The DayGlo Avenger (with the white tire in previous post) was one of the most normal looking bikes I've ever had, if that says anything. ;)

This is my current ride,
1709702228142.png


and this was the one before that (not counting Delta Tripper which was more an experiment I was stuck riding for a while than anything else).
1709701988661.png
 
Jesus you sure are a nomad lol but cool stuff! I think if I ever were to get really crazy, id want a quad cycle awd ebike lol. but thats alot of time/money and welding hahah :ROFLMAO:.

As for the tires yes, I feel your pain on kenda even the grip isnt as good, especially tire pressure and things in the road aint worth the cheapness had many blow or just stink like a skunk...as continental, my gator skins grip so well in dry but wet is iffy on slick surfaces, I gotta go slow. just sucks they are over 50 to 70 bucks depending...tires shouldnt be so bad, like 40ish id say is fair.

For sure will see if cst or Sensamo Master have 700c models or similar gotta love the ebike models more weight and rubber for longer skids lol.
 
CST pages for the tires


Links below are random picks from the google searches; I have not visited the links. My Sensamo Control came from :

CST Sensamo Control 700c

CST Sensamo Master 700c
 
My sons answer to the wet is to simply call for an event rescue...

I don't know what the before and after items were, but years back I was in India for business, it started to rain and there was a bike shop madly swapping tires on bikes. The guy who I was with told me that it was basically a ritual, at the start of the rainy season you hold on as long as possible before switching to rain tires.

Which is basically the full depth of info I have, but If we have any Indian or there abouts brothers or sisters about, they may have more data. I can ask a buddy of mine if ya all want.
 
My sons answer to the wet is to simply call for an event rescue...

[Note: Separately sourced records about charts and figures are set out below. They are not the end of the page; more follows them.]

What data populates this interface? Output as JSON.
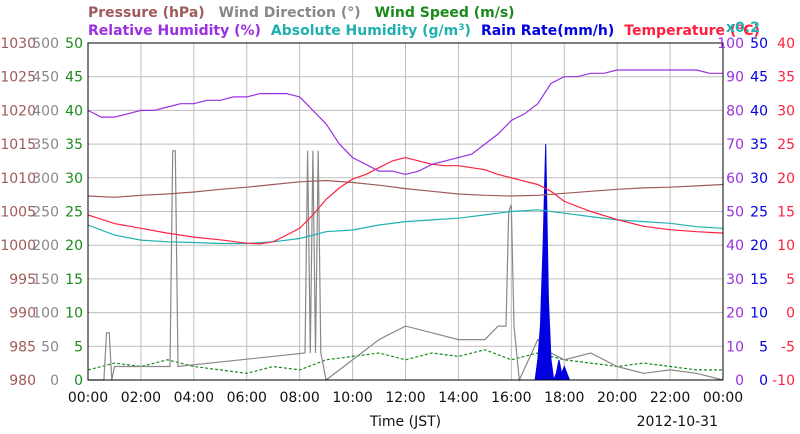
{
  "chart_data": {
    "type": "line",
    "xlabel": "Time (JST)",
    "date": "2012-10-31",
    "x_ticks": [
      "00:00",
      "02:00",
      "04:00",
      "06:00",
      "08:00",
      "10:00",
      "12:00",
      "14:00",
      "16:00",
      "18:00",
      "20:00",
      "22:00",
      "00:00"
    ],
    "x_unit": "hours",
    "xlim": [
      0,
      24
    ],
    "grid": true,
    "legend": {
      "row1": [
        {
          "label": "Pressure (hPa)",
          "color": "#a05a5a"
        },
        {
          "label": "Wind Direction (°)",
          "color": "#888888"
        },
        {
          "label": "Wind Speed (m/s)",
          "color": "#1a8a1a"
        }
      ],
      "row2": [
        {
          "label": "Relative Humidity (%)",
          "color": "#9a30e0"
        },
        {
          "label": "Absolute Humidity (g/m",
          "color": "#20b0b0",
          "superscript": "3",
          "suffix": ")"
        },
        {
          "label": "Rain Rate(mm/h)",
          "color": "#0000e0"
        },
        {
          "label": "Temperature (°C)",
          "color": "#ff2040"
        }
      ],
      "abs_humidity_scale": "x0.2"
    },
    "axes": {
      "pressure": {
        "color": "#a05a5a",
        "range": [
          980,
          1030
        ],
        "ticks": [
          "1030",
          "1025",
          "1020",
          "1015",
          "1010",
          "1005",
          "1000",
          "995",
          "990",
          "985",
          "980"
        ]
      },
      "wind_direction": {
        "color": "#888888",
        "range": [
          0,
          500
        ],
        "ticks": [
          "500",
          "450",
          "400",
          "350",
          "300",
          "250",
          "200",
          "150",
          "100",
          "50",
          "0"
        ]
      },
      "wind_speed": {
        "color": "#1a8a1a",
        "range": [
          0,
          50
        ],
        "ticks": [
          "50",
          "45",
          "40",
          "35",
          "30",
          "25",
          "20",
          "15",
          "10",
          "5",
          "0"
        ]
      },
      "humidity": {
        "color": "#9a30e0",
        "range": [
          0,
          100
        ],
        "ticks": [
          "100",
          "90",
          "80",
          "70",
          "60",
          "50",
          "40",
          "30",
          "20",
          "10",
          "0"
        ]
      },
      "rain_rate": {
        "color": "#0000e0",
        "range": [
          0,
          50
        ],
        "ticks": [
          "50",
          "45",
          "40",
          "35",
          "30",
          "25",
          "20",
          "15",
          "10",
          "5",
          "0"
        ]
      },
      "temperature": {
        "color": "#ff2040",
        "range": [
          -10,
          40
        ],
        "ticks": [
          "40",
          "35",
          "30",
          "25",
          "20",
          "15",
          "10",
          "5",
          "0",
          "-5",
          "-10"
        ]
      }
    },
    "series": [
      {
        "name": "Relative Humidity (%)",
        "axis": "humidity",
        "color": "#9a30e0",
        "x": [
          0,
          0.5,
          1,
          1.5,
          2,
          2.5,
          3,
          3.5,
          4,
          4.5,
          5,
          5.5,
          6,
          6.5,
          7,
          7.5,
          8,
          8.5,
          9,
          9.5,
          10,
          10.5,
          11,
          11.5,
          12,
          12.5,
          13,
          13.5,
          14,
          14.5,
          15,
          15.5,
          16,
          16.5,
          17,
          17.5,
          18,
          18.5,
          19,
          19.5,
          20,
          20.5,
          21,
          21.5,
          22,
          22.5,
          23,
          23.5,
          24
        ],
        "values": [
          80,
          78,
          78,
          79,
          80,
          80,
          81,
          82,
          82,
          83,
          83,
          84,
          84,
          85,
          85,
          85,
          84,
          80,
          76,
          70,
          66,
          64,
          62,
          62,
          61,
          62,
          64,
          65,
          66,
          67,
          70,
          73,
          77,
          79,
          82,
          88,
          90,
          90,
          91,
          91,
          92,
          92,
          92,
          92,
          92,
          92,
          92,
          91,
          91
        ]
      },
      {
        "name": "Pressure (hPa)",
        "axis": "pressure",
        "color": "#a05a5a",
        "x": [
          0,
          1,
          2,
          3,
          4,
          5,
          6,
          7,
          8,
          9,
          10,
          11,
          12,
          13,
          14,
          15,
          16,
          17,
          18,
          19,
          20,
          21,
          22,
          23,
          24
        ],
        "values": [
          1007.3,
          1007.1,
          1007.4,
          1007.6,
          1007.9,
          1008.3,
          1008.6,
          1009.0,
          1009.4,
          1009.6,
          1009.3,
          1008.9,
          1008.4,
          1008.0,
          1007.6,
          1007.4,
          1007.3,
          1007.4,
          1007.7,
          1008.0,
          1008.3,
          1008.5,
          1008.6,
          1008.8,
          1009.0
        ]
      },
      {
        "name": "Temperature (°C)",
        "axis": "temperature",
        "color": "#ff2040",
        "x": [
          0,
          1,
          2,
          3,
          4,
          5,
          6,
          6.5,
          7,
          7.5,
          8,
          8.5,
          9,
          9.5,
          10,
          10.5,
          11,
          11.5,
          12,
          12.5,
          13,
          13.5,
          14,
          14.5,
          15,
          15.5,
          16,
          16.5,
          17,
          17.5,
          18,
          19,
          20,
          21,
          22,
          23,
          24
        ],
        "values": [
          14.5,
          13.2,
          12.5,
          11.8,
          11.2,
          10.8,
          10.3,
          10.2,
          10.5,
          11.5,
          12.5,
          14.5,
          16.8,
          18.5,
          19.8,
          20.5,
          21.5,
          22.5,
          23.0,
          22.5,
          22.0,
          21.8,
          21.8,
          21.5,
          21.2,
          20.5,
          20.0,
          19.5,
          19.0,
          18.0,
          16.5,
          15.0,
          13.8,
          12.8,
          12.3,
          12.0,
          11.8
        ]
      },
      {
        "name": "Absolute Humidity (g/m3)",
        "axis": "humidity",
        "color": "#20b0b0",
        "x": [
          0,
          1,
          2,
          3,
          4,
          5,
          6,
          7,
          8,
          9,
          10,
          11,
          12,
          13,
          14,
          15,
          16,
          17,
          18,
          19,
          20,
          21,
          22,
          23,
          24
        ],
        "values": [
          46,
          43,
          41.5,
          41,
          40.8,
          40.5,
          40.5,
          41,
          42,
          44,
          44.5,
          46,
          47,
          47.5,
          48,
          49,
          50,
          50.5,
          49.5,
          48.5,
          47.5,
          47,
          46.5,
          45.5,
          45
        ]
      },
      {
        "name": "Wind Direction (°)",
        "axis": "wind_direction",
        "color": "#888888",
        "x": [
          0,
          0.6,
          0.7,
          0.8,
          0.9,
          1,
          3.1,
          3.2,
          3.3,
          3.4,
          8.2,
          8.3,
          8.4,
          8.5,
          8.6,
          8.7,
          8.8,
          9,
          11,
          12,
          13,
          14,
          15,
          15.5,
          15.8,
          15.9,
          16,
          16.1,
          16.3,
          17,
          17.5,
          18,
          19,
          20,
          21,
          22,
          23,
          24
        ],
        "values": [
          0,
          0,
          70,
          70,
          0,
          20,
          20,
          340,
          340,
          20,
          40,
          340,
          40,
          340,
          40,
          340,
          40,
          0,
          60,
          80,
          70,
          60,
          60,
          80,
          80,
          250,
          260,
          80,
          0,
          60,
          40,
          30,
          40,
          20,
          10,
          15,
          10,
          0
        ]
      },
      {
        "name": "Wind Speed (m/s)",
        "axis": "wind_speed",
        "color": "#1a8a1a",
        "x": [
          0,
          1,
          2,
          3,
          4,
          5,
          6,
          7,
          8,
          9,
          10,
          11,
          12,
          13,
          14,
          15,
          16,
          17,
          18,
          19,
          20,
          21,
          22,
          23,
          24
        ],
        "values": [
          1.5,
          2.5,
          2,
          3,
          2,
          1.5,
          1,
          2,
          1.5,
          3,
          3.5,
          4,
          3,
          4,
          3.5,
          4.5,
          3,
          4,
          3,
          2.5,
          2,
          2.5,
          2,
          1.5,
          1.5
        ]
      },
      {
        "name": "Rain Rate(mm/h)",
        "axis": "rain_rate",
        "color": "#0000e0",
        "x": [
          16.9,
          17.0,
          17.1,
          17.2,
          17.3,
          17.4,
          17.5,
          17.6,
          17.7,
          17.8,
          17.9,
          18.0,
          18.1,
          18.2,
          18.3
        ],
        "values": [
          0,
          3,
          8,
          20,
          35,
          12,
          3,
          0,
          1,
          3,
          1,
          2,
          1,
          0,
          0
        ]
      }
    ]
  }
}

I don't know what the before and after items were, but years back I was in India for business, it started to rain and there was a bike shop madly swapping tires on bikes. The guy who I was with told me that it was basically a ritual, at the start of the rainy season you hold on as long as possible before switching to rain tires.

Which is basically the full depth of info I have, but If we have any Indian or there abouts brothers or sisters about, they may have more data. I can ask a buddy of mine if ya all want.
Gotcha kinda like formula f1 lol, yeah but its just a hassle. I don't got a pit crew and we bikers sure dont got a cool shop like that doing it lickity split lol. like minutes then days we gotta go go go :D

Im just asking for the best tire out there rn for 2024 for rain and wet or all season really. but I appreciate the story 😂
 
Yeah, we also don't have 2-300 bikes per block. It is a much more 2 wheel culture.. at least the parts I have seen, I have traveled but almost always for business, so learned what I could, but had to pay de bills.

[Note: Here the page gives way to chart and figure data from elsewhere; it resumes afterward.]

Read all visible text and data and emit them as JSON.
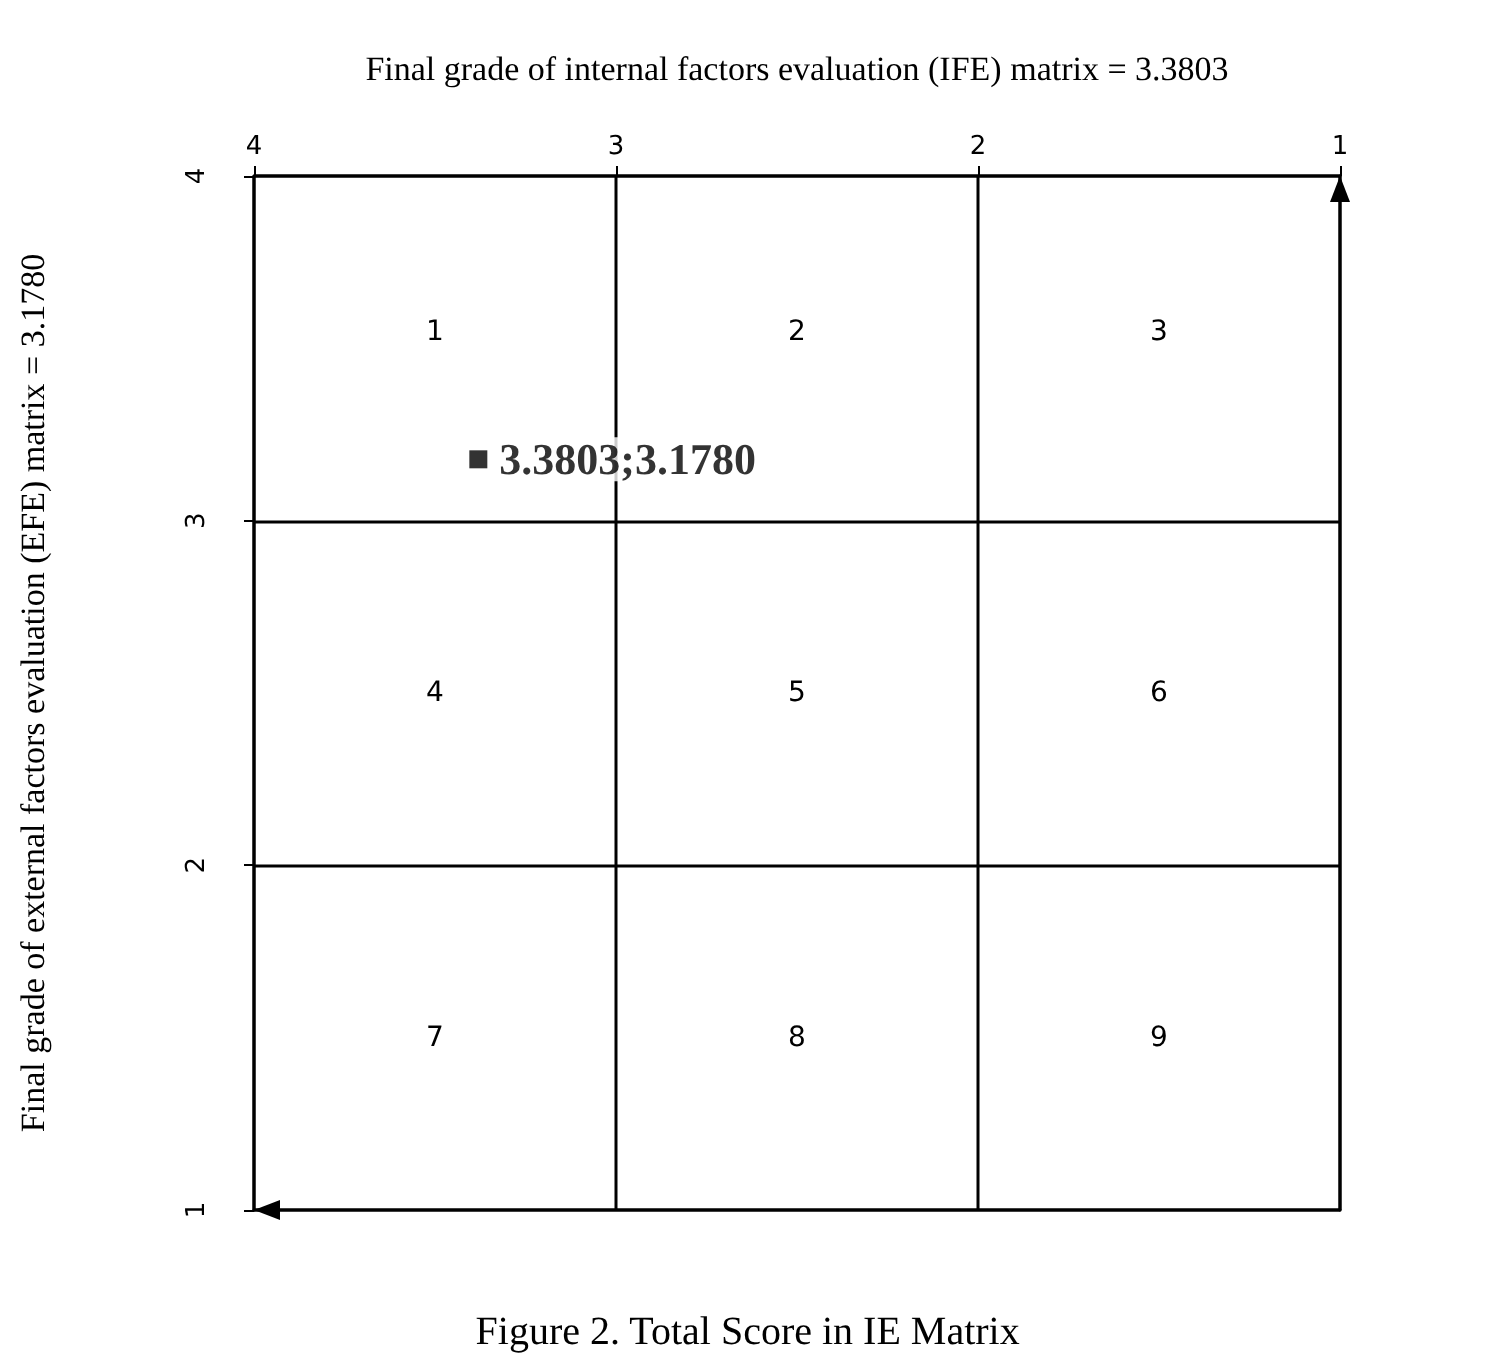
{
  "chart_data": {
    "type": "scatter",
    "xlabel": "Final grade of internal factors evaluation (IFE) matrix = 3.3803",
    "ylabel": "Final grade of external factors evaluation (EFE) matrix = 3.1780",
    "x": [
      3.3803
    ],
    "values": [
      3.178
    ],
    "value_labels": [
      "3.3803;3.1780"
    ],
    "color": "#000000",
    "marker": "square",
    "xlim": [
      4,
      1
    ],
    "xticks": [
      4,
      3,
      2,
      1
    ],
    "ylim": [
      1,
      4
    ],
    "yticks": [
      1,
      2,
      3,
      4
    ],
    "grid": true,
    "annotations": [
      "1",
      "2",
      "3",
      "4",
      "5",
      "6",
      "7",
      "8",
      "9",
      "Figure 2. Total Score in IE Matrix"
    ]
  }
}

I was just offering datum, because I don't offer Dad's rescue service for stranded monkeys as an open business. :😆:

It was impressive how fast these guys could skin a tire and redress it. I mean for me it is still "well, done with coffee, see ya all for a late lunch" and In the past year I have done more tires than I did as a kid.Monkey (my sons nicname) has hard core street cred.. well as hardcore as you get in a sleeper community for SF :😆:
 
Yeah, we also don't have 2-300 bikes per block. It is a much more 2 wheel culture.. at least the parts I have seen, I have traveled but almost always for business, so learned what I could, but had to pay de bills.

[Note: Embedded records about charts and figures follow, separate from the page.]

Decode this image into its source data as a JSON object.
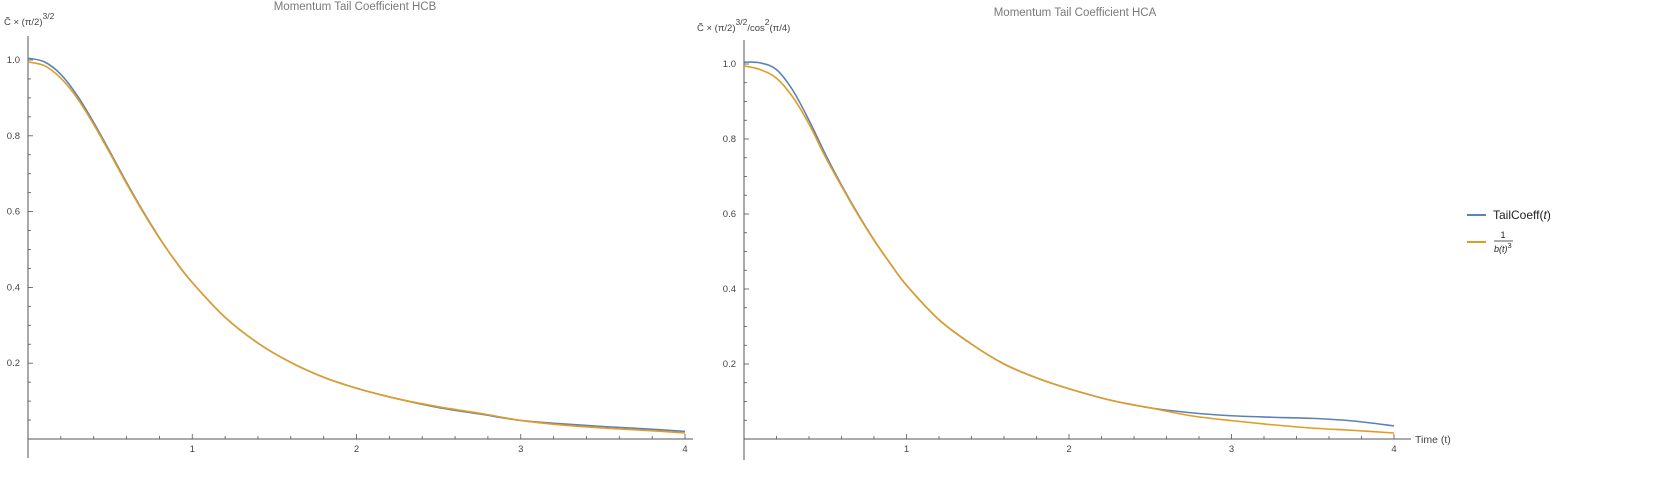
{
  "colors": {
    "series1": "#5e81b5",
    "series2": "#e19c24",
    "axis": "#555555"
  },
  "legend": {
    "placement": "right",
    "items": [
      {
        "name_parts": [
          "TailCoeff(",
          "t",
          ")"
        ],
        "color": "#5e81b5"
      },
      {
        "fraction": {
          "numerator": "1",
          "denominator": "b(t)",
          "power": "3"
        },
        "color": "#e19c24"
      }
    ]
  },
  "chart_data": [
    {
      "type": "line",
      "title": "Momentum Tail Coefficient HCB",
      "ylabel": {
        "base": "C̃ × (π/2)",
        "sup": "3/2"
      },
      "xlabel": "",
      "xlim": [
        0,
        4
      ],
      "ylim": [
        0,
        1.05
      ],
      "xticks": [
        "1",
        "2",
        "3",
        "4"
      ],
      "yticks": [
        "0.2",
        "0.4",
        "0.6",
        "0.8",
        "1.0"
      ],
      "grid": false,
      "x": [
        0,
        0.1,
        0.2,
        0.3,
        0.4,
        0.5,
        0.6,
        0.7,
        0.8,
        0.9,
        1.0,
        1.2,
        1.4,
        1.6,
        1.8,
        2.0,
        2.25,
        2.5,
        2.75,
        3.0,
        3.25,
        3.5,
        3.75,
        4.0
      ],
      "series": [
        {
          "values": [
            1.005,
            0.995,
            0.962,
            0.906,
            0.835,
            0.757,
            0.677,
            0.601,
            0.531,
            0.468,
            0.413,
            0.321,
            0.253,
            0.202,
            0.163,
            0.134,
            0.106,
            0.083,
            0.066,
            0.049,
            0.04,
            0.033,
            0.027,
            0.02
          ]
        },
        {
          "values": [
            0.995,
            0.985,
            0.952,
            0.899,
            0.83,
            0.753,
            0.674,
            0.599,
            0.53,
            0.468,
            0.413,
            0.321,
            0.253,
            0.202,
            0.163,
            0.134,
            0.106,
            0.085,
            0.068,
            0.049,
            0.037,
            0.029,
            0.023,
            0.016
          ]
        }
      ]
    },
    {
      "type": "line",
      "title": "Momentum Tail Coefficient HCA",
      "ylabel": {
        "base": "C̃ × (π/2)",
        "sup1": "3/2",
        "mid": "/cos",
        "sup2": "2",
        "tail": "(π/4)"
      },
      "xlabel": "Time (t)",
      "xlim": [
        0,
        4
      ],
      "ylim": [
        0,
        1.05
      ],
      "xticks": [
        "1",
        "2",
        "3",
        "4"
      ],
      "yticks": [
        "0.2",
        "0.4",
        "0.6",
        "0.8",
        "1.0"
      ],
      "grid": false,
      "x": [
        0,
        0.1,
        0.2,
        0.3,
        0.4,
        0.5,
        0.6,
        0.7,
        0.8,
        0.9,
        1.0,
        1.2,
        1.4,
        1.6,
        1.8,
        2.0,
        2.25,
        2.5,
        2.75,
        3.0,
        3.25,
        3.5,
        3.75,
        4.0
      ],
      "series": [
        {
          "values": [
            1.005,
            1.003,
            0.985,
            0.93,
            0.85,
            0.76,
            0.677,
            0.601,
            0.531,
            0.468,
            0.41,
            0.318,
            0.253,
            0.2,
            0.163,
            0.134,
            0.104,
            0.083,
            0.07,
            0.062,
            0.058,
            0.055,
            0.048,
            0.035
          ]
        },
        {
          "values": [
            0.995,
            0.985,
            0.962,
            0.912,
            0.84,
            0.753,
            0.674,
            0.599,
            0.53,
            0.468,
            0.41,
            0.318,
            0.253,
            0.2,
            0.163,
            0.134,
            0.104,
            0.083,
            0.062,
            0.049,
            0.038,
            0.029,
            0.023,
            0.016
          ]
        }
      ]
    }
  ]
}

I was just offering datum, because I don't offer Dad's rescue service for stranded monkeys as an open business. :😆:

It was impressive how fast these guys could skin a tire and redress it. I mean for me it is still "well, done with coffee, see ya all for a late lunch" and In the past year I have done more tires than I did as a kid.Monkey (my sons nicname) has hard core street cred.. well as hardcore as you get in a sleeper community for SF :😆:
yeah its pretty crazy how indians services work! like I seen them do crazy things to keep there fun looking British trucks running for 80+yrs its nuts even tire patches with steam and rebuild iron blocks in saand and shafts with battery welding, they nuts in a wish we had that way lol. might not be pro but sure is with primitive methods of wow.